A global credit rating agency, Fitch Ratings, has affirmed the positive economic ratings of Lagos State despite the missed contracted services payment by Visionscape Sanitation Solutions (Visionscape) as a result of halting of the waste management agreement.
In a statement dated March 28, 2019, Fitch said the State’s B+/(AA+(ngn)/ ratings remained stable and unaffected by the default of the SPV Municipality Waste Management Contractors Limited (MWMCL) led by Visionscape occasioned by the halt of the said contract and the subsequent resolution of the State House of Assembly.
The SPV is a private consortium led by Visionscape, a company mandated to manage Lagos’ waste collection and disposal.
Early this March, the SPV is reported to have missed the semi-annual principal and coupon payments for about N800million on the N4.85billion tranche under MWMCL’s N50billion medium term note programme.
The bond was issued by MWMCL reportedly to raise funds to purchase recycling trucks and equipment, linking debt service to the proceeds coming from Lagos for the implementation of the waste recycling contract.
Some market participants had deemed MWMCL’s default to imply also the default of Lagos, given the state’s irrevocable standing payment order (ISPO) whereby a stream of its own internally generated revenue was remitted to the SPV account for debt servicing.

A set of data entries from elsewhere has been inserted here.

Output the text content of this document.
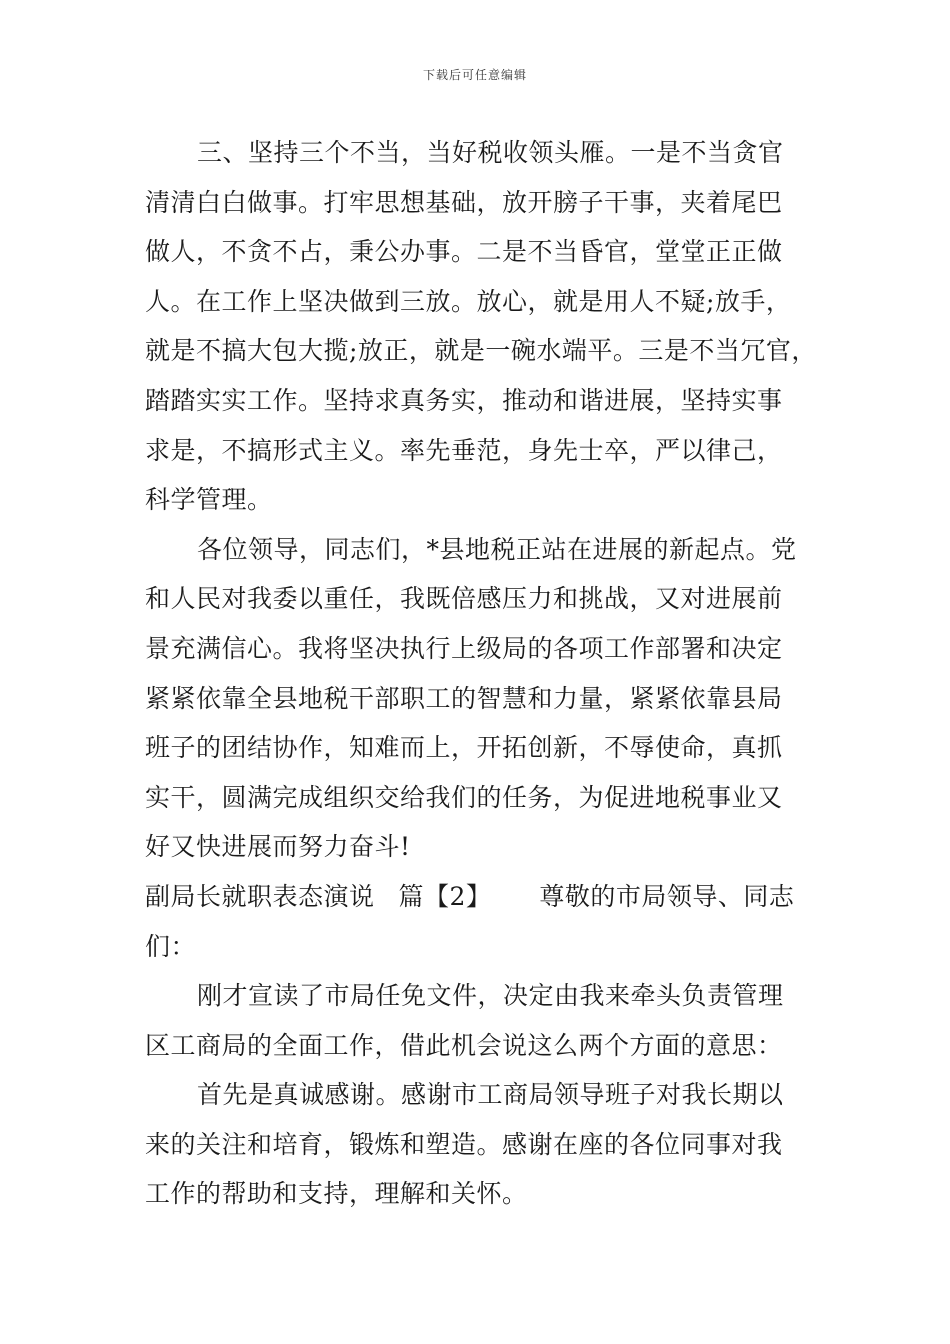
下载后可任意编辑
三、坚持三个不当，当好税收领头雁。一是不当贪官
清清白白做事。打牢思想基础，放开膀子干事，夹着尾巴
做人，不贪不占，秉公办事。二是不当昏官，堂堂正正做
人。在工作上坚决做到三放。放心，就是用人不疑;放手，
就是不搞大包大揽;放正，就是一碗水端平。三是不当冗官，
踏踏实实工作。坚持求真务实，推动和谐进展，坚持实事
求是，不搞形式主义。率先垂范，身先士卒，严以律己，
科学管理。
各位领导，同志们，*县地税正站在进展的新起点。党
和人民对我委以重任，我既倍感压力和挑战，又对进展前
景充满信心。我将坚决执行上级局的各项工作部署和决定
紧紧依靠全县地税干部职工的智慧和力量，紧紧依靠县局
班子的团结协作，知难而上，开拓创新，不辱使命，真抓
实干，圆满完成组织交给我们的任务，为促进地税事业又
好又快进展而努力奋斗!
副局长就职表态演说 篇【2】 尊敬的市局领导、同志
们：
刚才宣读了市局任免文件，决定由我来牵头负责管理
区工商局的全面工作，借此机会说这么两个方面的意思：
首先是真诚感谢。感谢市工商局领导班子对我长期以
来的关注和培育，锻炼和塑造。感谢在座的各位同事对我
工作的帮助和支持，理解和关怀。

But the agency, in its opinion, said the ISPO, and similar arrangements in other countries, is a mechanism enhancing the predictability of payment flows from an administration, potentially enabling it to address liquidity stress by prioritizing the payment of certain liabilities.
However, such a mechanism normally falls short of the senior, unconditional, and irrevocable features qualifying it as a solvency guarantee, i.e. a guarantee of timely repayment of long-term financial liabilities, such as bonds and loans, over extended periods.

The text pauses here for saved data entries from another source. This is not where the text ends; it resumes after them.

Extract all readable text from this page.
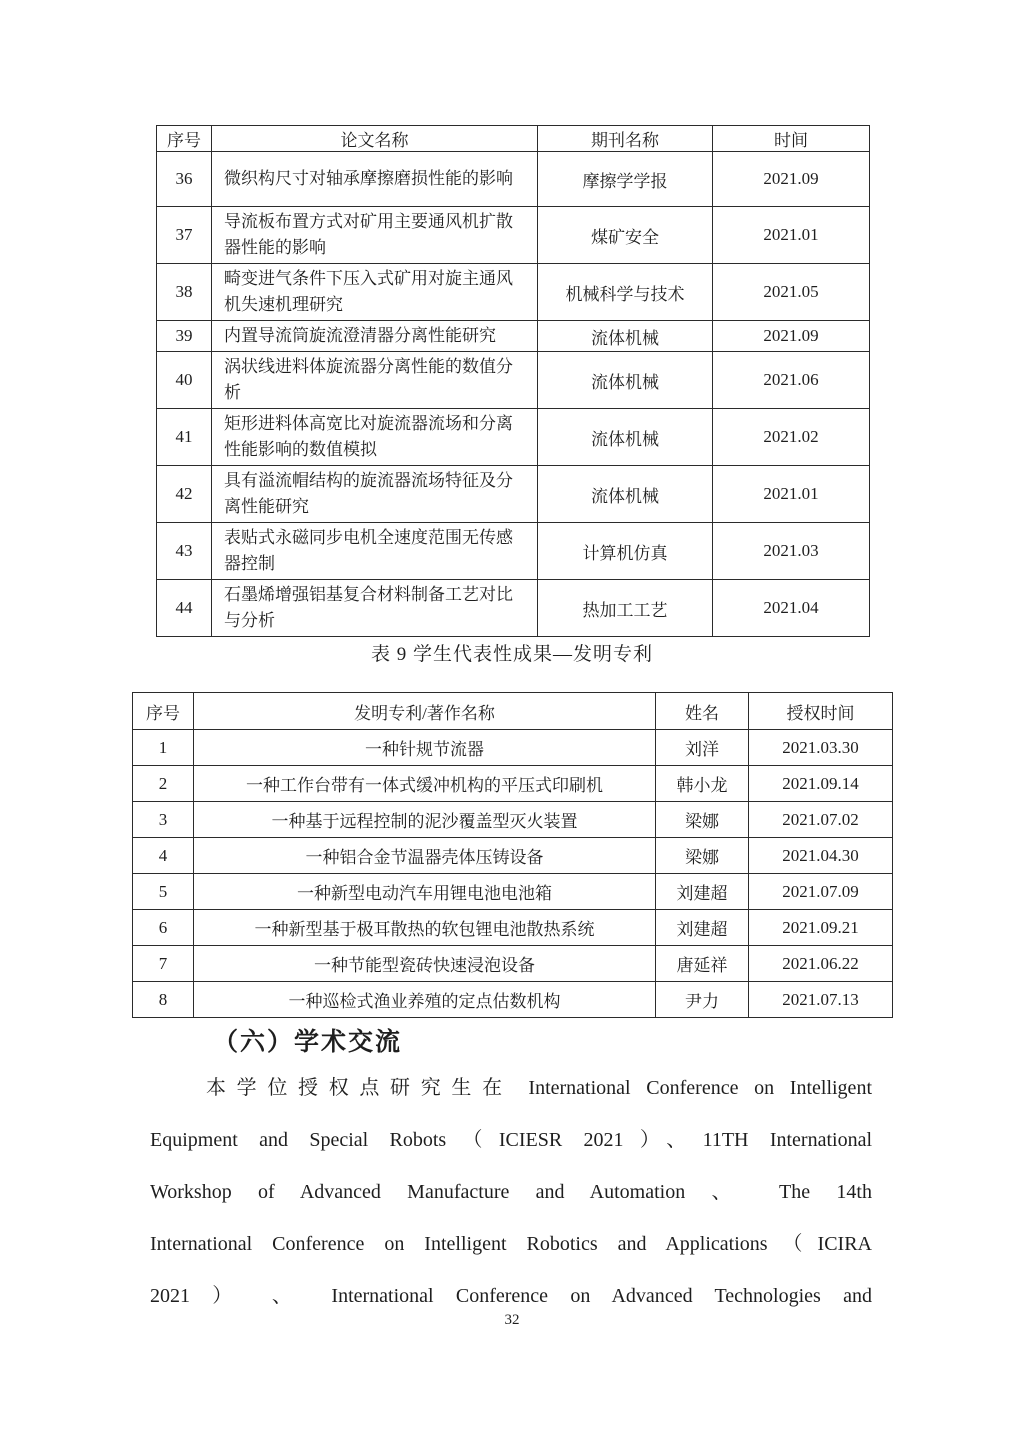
序号	论文名称	期刊名称	时间
36	微织构尺寸对轴承摩擦磨损性能的影响	摩擦学学报	2021.09
37	导流板布置方式对矿用主要通风机扩散器性能的影响	煤矿安全	2021.01
38	畸变进气条件下压入式矿用对旋主通风机失速机理研究	机械科学与技术	2021.05
39	内置导流筒旋流澄清器分离性能研究	流体机械	2021.09
40	涡状线进料体旋流器分离性能的数值分析	流体机械	2021.06
41	矩形进料体高宽比对旋流器流场和分离性能影响的数值模拟	流体机械	2021.02
42	具有溢流帽结构的旋流器流场特征及分离性能研究	流体机械	2021.01
43	表贴式永磁同步电机全速度范围无传感器控制	计算机仿真	2021.03
44	石墨烯增强铝基复合材料制备工艺对比与分析	热加工工艺	2021.04
表 9 学生代表性成果—发明专利
序号	发明专利/著作名称	姓名	授权时间
1	一种针规节流器	刘洋	2021.03.30
2	一种工作台带有一体式缓冲机构的平压式印刷机	韩小龙	2021.09.14
3	一种基于远程控制的泥沙覆盖型灭火装置	梁娜	2021.07.02
4	一种铝合金节温器壳体压铸设备	梁娜	2021.04.30
5	一种新型电动汽车用锂电池电池箱	刘建超	2021.07.09
6	一种新型基于极耳散热的软包锂电池散热系统	刘建超	2021.09.21
7	一种节能型瓷砖快速浸泡设备	唐延祥	2021.06.22
8	一种巡检式渔业养殖的定点估数机构	尹力	2021.07.13
（六）学术交流
本学位授权点研究生在 International Conference on Intelligent
Equipment and Special Robots（ICIESR 2021）、11TH International
Workshop of Advanced Manufacture and Automation 、 The 14th
International Conference on Intelligent Robotics and Applications（ICIRA
2021 ） 、 International Conference on Advanced Technologies and
32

“In short, the ISPO is seen as a commitment to set aside resources for debt service, making it a risk-mitigating factor in case of liquidity stress by an administration rather than a credit enhancement.

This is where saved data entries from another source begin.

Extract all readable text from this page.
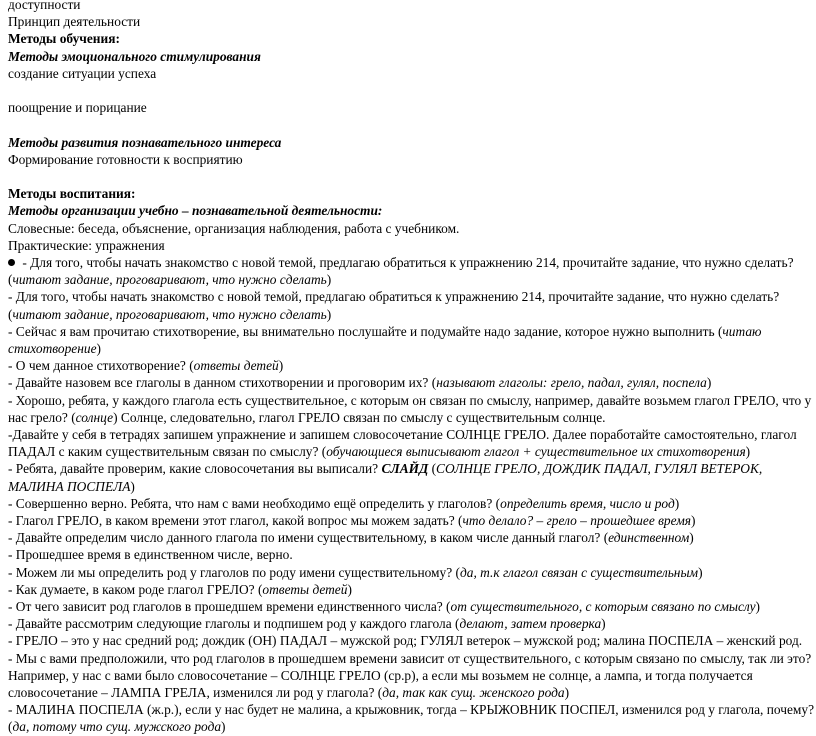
доступности
Принцип деятельности
Методы обучения:
Методы эмоционального стимулирования
создание ситуации успеха
поощрение и порицание
Методы развития познавательного интереса
Формирование готовности к восприятию
Методы воспитания:
Методы организации учебно – познавательной деятельности:
Словесные: беседа, объяснение, организация наблюдения, работа с учебником.
Практические: упражнения
- Для того, чтобы начать знакомство с новой темой, предлагаю обратиться к упражнению 214, прочитайте задание, что нужно сделать?
(читают задание, проговаривают, что нужно сделать)
- Для того, чтобы начать знакомство с новой темой, предлагаю обратиться к упражнению 214, прочитайте задание, что нужно сделать?
(читают задание, проговаривают, что нужно сделать)
- Сейчас я вам прочитаю стихотворение, вы внимательно послушайте и подумайте надо задание, которое нужно выполнить (читаю
стихотворение)
- О чем данное стихотворение? (ответы детей)
- Давайте назовем все глаголы в данном стихотворении и проговорим их? (называют глаголы: грело, падал, гулял, поспела)
- Хорошо, ребята, у каждого глагола есть существительное, с которым он связан по смыслу, например, давайте возьмем глагол ГРЕЛО, что у
нас грело? (солнце) Солнце, следовательно, глагол ГРЕЛО связан по смыслу с существительным солнце.
-Давайте у себя в тетрадях запишем упражнение и запишем словосочетание СОЛНЦЕ ГРЕЛО. Далее поработайте самостоятельно, глагол
ПАДАЛ с каким существительным связан по смыслу? (обучающиеся выписывают глагол + существительное их стихотворения)
- Ребята, давайте проверим, какие словосочетания вы выписали? СЛАЙД (СОЛНЦЕ ГРЕЛО, ДОЖДИК ПАДАЛ, ГУЛЯЛ ВЕТЕРОК,
МАЛИНА ПОСПЕЛА)
- Совершенно верно. Ребята, что нам с вами необходимо ещё определить у глаголов? (определить время, число и род)
- Глагол ГРЕЛО, в каком времени этот глагол, какой вопрос мы можем задать? (что делало? – грело – прошедшее время)
- Давайте определим число данного глагола по имени существительному, в каком числе данный глагол? (единственном)
- Прошедшее время в единственном числе, верно.
- Можем ли мы определить род у глаголов по роду имени существительному? (да, т.к глагол связан с существительным)
- Как думаете, в каком роде глагол ГРЕЛО? (ответы детей)
- От чего зависит род глаголов в прошедшем времени единственного числа? (от существительного, с которым связано по смыслу)
- Давайте рассмотрим следующие глаголы и подпишем род у каждого глагола (делают, затем проверка)
- ГРЕЛО – это у нас средний род; дождик (ОН) ПАДАЛ – мужской род; ГУЛЯЛ ветерок – мужской род; малина ПОСПЕЛА – женский род.
- Мы с вами предположили, что род глаголов в прошедшем времени зависит от существительного, с которым связано по смыслу, так ли это?
Например, у нас с вами было словосочетание – СОЛНЦЕ ГРЕЛО (ср.р), а если мы возьмем не солнце, а лампа, и тогда получается
словосочетание – ЛАМПА ГРЕЛА, изменился ли род у глагола? (да, так как сущ. женского рода)
- МАЛИНА ПОСПЕЛА (ж.р.), если у нас будет не малина, а крыжовник, тогда – КРЫЖОВНИК ПОСПЕЛ, изменился род у глагола, почему?
(да, потому что сущ. мужского рода)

“Fitch does not rate the defaulted bond and believes that it would not have been able to rate the state’s commitment towards Visionscape – underpinning the bond debt servicing – under its Public-Sector Counterparty Obligations in PPP Transactions Criteria. Fitch does not rate commercial liabilities, i. e. those arising from service provision, such as waste fees/utility bills,” the agency said.
Giving further details, Fitch said when the payments of commercial nature are recurrent amid the need to procure the service of an asset otherwise purchasable/funded via borrowing (i.e. hospital, energy, motorway, public transport infrastructure), Fitch tests the rateability of the commitment and cautions that the IGR of the grantor, Lagos State in this case, does not address the default risk on commercial, or quasi-debt arrangements.
The agency added that since the commitment underlying the MWMCL bond may meet the rateability tests under its PPP counterparty obligation criteria as Lagos lacks the control of the asset, and that it is the grantee (Visionscape) that appears to have the option to put to the state the waste recycling trucks in case of contract termination, rather than the state having the control that will enable it to operate them at the end of the PPP arrangement if it so chooses, then the State Government could not be held liable.
“Lagos reportedly committed itself to pay for a service but those payments were discontinued in 2018 once the waste collection halted and the State’s House of Assembly issued a subsequent resolution.
“Under Fitch’s criteria, Lagos’ ratings are not impacted because the defaulted debt is not Lagos’ direct debt, as well as because its multi-annual commitment towards Visionscape is unlikely to qualify as a PPP counterparty obligation. This would make the credit quality of the bond and its issuer detached from that of Lagos,” Fitch said in the statement.